Review by Frank Plowright
Nathan Cole was introduced as a man driven to access a hostile other dimension and return people who’d been transferred there by an inexplicable event that occurred ten years before Chapter One opened. By the time it closed, it had been revealed the inexplicable event could have been down to Nathan in the first place. The truth of that is laid out early here, or at least Nathan’s side of that truth. While perhaps not entirely responsible, Nathan and his former colleagues certainly opened the door to something they didn’t fully understand, and it explains his single-mindedness when it comes to travelling between dimensions and returning people to Earth.
However, Robert Kirkman ensures life isn’t as simple as Nathan would like. His way of plotting is to start with one character, in this case Nathan, and then ripple outward through the lives of those he’s in contact with, so the relevance of a character only briefly seen last time is now disclosed. Kirkman’s definition of personalities employs a shades of grey method. There’s a viewpoint considered as right for the narrative purpose, but alternatives to that view are easily understood, and that equation leads to horrifying consequences.
Barely any English language readers knew Lorenzo De Felici’s art before, but he has a European track record.

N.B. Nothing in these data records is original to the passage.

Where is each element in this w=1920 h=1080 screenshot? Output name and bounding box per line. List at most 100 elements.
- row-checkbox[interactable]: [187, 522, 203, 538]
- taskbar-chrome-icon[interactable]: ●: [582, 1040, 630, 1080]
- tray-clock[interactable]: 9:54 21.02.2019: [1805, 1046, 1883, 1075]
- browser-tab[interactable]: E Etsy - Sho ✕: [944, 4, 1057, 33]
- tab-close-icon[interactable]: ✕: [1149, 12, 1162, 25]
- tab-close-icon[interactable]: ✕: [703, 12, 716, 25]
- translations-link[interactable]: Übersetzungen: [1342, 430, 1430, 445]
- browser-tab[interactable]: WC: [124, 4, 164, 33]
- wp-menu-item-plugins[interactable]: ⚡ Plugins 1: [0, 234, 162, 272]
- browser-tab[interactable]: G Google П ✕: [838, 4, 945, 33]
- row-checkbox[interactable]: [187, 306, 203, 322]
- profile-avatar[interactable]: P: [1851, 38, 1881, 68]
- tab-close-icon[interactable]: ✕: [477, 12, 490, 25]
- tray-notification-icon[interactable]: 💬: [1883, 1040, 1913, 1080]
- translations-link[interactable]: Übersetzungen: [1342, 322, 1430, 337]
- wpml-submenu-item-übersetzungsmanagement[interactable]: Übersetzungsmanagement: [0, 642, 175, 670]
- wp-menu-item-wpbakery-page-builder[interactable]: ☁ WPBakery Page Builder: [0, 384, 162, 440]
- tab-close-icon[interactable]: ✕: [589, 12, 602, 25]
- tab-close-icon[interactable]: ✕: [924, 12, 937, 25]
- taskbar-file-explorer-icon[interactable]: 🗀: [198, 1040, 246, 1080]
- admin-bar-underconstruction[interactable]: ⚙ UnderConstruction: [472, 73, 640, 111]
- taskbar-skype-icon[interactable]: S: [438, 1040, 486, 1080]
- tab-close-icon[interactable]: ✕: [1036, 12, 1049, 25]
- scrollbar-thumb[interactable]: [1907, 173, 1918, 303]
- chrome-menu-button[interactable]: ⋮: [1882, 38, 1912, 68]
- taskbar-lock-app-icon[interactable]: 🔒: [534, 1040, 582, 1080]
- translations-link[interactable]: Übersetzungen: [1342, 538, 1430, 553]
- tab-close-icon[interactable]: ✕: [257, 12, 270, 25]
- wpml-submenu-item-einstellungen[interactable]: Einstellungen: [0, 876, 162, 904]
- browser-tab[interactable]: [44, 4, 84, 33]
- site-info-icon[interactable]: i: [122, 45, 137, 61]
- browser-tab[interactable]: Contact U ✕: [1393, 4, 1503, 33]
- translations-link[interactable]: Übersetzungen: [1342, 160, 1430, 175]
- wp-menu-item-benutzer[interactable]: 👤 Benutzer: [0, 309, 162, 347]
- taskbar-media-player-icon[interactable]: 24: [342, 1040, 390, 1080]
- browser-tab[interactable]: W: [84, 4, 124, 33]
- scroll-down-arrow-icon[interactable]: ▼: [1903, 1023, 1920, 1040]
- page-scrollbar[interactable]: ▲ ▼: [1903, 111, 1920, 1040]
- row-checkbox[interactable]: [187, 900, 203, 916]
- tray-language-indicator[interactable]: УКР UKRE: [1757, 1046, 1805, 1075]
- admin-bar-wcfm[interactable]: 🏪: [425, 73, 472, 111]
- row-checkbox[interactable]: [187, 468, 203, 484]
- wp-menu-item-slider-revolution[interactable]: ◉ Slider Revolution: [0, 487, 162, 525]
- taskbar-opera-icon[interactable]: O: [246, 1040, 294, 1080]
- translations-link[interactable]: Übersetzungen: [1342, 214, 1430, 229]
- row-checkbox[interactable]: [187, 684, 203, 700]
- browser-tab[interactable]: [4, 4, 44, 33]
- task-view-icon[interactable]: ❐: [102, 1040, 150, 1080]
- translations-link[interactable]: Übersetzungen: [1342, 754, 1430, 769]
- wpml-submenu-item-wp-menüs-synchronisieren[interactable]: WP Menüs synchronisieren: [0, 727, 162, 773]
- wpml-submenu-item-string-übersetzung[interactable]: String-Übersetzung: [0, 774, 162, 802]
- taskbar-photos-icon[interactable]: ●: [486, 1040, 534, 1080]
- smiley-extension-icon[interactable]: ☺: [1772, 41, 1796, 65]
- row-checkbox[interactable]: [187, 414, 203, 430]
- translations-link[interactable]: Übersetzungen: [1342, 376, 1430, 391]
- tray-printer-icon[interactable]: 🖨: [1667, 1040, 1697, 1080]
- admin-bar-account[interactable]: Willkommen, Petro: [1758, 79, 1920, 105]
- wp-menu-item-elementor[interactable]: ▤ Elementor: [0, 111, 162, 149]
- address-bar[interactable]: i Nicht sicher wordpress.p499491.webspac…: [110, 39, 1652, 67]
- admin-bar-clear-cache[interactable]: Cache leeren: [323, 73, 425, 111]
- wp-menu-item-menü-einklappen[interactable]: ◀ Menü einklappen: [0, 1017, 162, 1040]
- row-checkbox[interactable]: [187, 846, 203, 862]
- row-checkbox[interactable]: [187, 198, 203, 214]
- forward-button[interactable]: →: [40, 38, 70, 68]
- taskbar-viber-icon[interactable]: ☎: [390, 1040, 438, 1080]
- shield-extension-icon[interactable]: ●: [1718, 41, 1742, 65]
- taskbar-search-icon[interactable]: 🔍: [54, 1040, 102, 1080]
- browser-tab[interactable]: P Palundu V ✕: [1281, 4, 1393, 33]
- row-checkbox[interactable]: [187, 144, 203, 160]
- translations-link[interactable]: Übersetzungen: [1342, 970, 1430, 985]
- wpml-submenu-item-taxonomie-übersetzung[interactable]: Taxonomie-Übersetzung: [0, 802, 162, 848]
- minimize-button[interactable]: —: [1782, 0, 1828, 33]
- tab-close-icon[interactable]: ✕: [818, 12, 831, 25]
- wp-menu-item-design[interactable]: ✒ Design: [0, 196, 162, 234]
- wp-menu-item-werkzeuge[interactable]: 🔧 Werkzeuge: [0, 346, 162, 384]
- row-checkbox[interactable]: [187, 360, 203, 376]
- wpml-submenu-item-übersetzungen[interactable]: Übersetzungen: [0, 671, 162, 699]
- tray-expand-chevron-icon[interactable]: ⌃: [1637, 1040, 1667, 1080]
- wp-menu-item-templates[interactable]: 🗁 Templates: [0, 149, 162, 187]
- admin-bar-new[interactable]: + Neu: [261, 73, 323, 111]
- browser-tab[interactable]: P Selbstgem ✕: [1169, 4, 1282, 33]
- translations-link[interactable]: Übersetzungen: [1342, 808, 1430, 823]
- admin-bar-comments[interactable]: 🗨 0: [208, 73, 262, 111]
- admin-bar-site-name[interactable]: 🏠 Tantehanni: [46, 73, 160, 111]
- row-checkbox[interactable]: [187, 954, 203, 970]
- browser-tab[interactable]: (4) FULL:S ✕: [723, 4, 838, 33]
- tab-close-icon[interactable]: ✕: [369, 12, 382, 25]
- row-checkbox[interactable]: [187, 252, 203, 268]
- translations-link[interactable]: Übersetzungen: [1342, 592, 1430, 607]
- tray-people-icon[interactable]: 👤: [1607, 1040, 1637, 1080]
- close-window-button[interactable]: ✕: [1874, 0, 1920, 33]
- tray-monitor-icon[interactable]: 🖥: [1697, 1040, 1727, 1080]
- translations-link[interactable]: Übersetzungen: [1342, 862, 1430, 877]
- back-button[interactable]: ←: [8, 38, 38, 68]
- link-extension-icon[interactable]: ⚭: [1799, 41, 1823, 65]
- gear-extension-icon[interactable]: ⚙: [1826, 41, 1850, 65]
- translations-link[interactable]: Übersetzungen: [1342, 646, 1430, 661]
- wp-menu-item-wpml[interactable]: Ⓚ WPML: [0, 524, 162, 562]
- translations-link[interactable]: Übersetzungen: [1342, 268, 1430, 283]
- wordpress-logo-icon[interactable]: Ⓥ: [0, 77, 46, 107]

In an arena where visual standards are very high, he has a back catalogue, so started Oblivion Song with competence, imagination and professionalism. His creature designs are threatening, and his people convincing, whether in action or having a conversation, so it’s full package storytelling.
Having already noted how good Kirkman is at cliffhangers, those are connected with plot bombs, and he drops a monster one halfway through. It’s fantastic, and a gamechanger, certainly one that will make it harder for Nathan to operate whatever the outcome. With that occurring halfway, does Kirkman have anything to top it for Chapter Two’s finale. Yes, actually, a plot that readers will probably have forgotten about among the excitement and a taste of what’s to come in Chapter Three.
Should you choose, you can leave Oblivion Song here, or with Book One, the hardback combining the entire first story arc. A near enough complete story has been told, loose ends have almost all been tied up, and people can get on with their lives. It’s a thriller. But it’s so good, you’ll need another hit.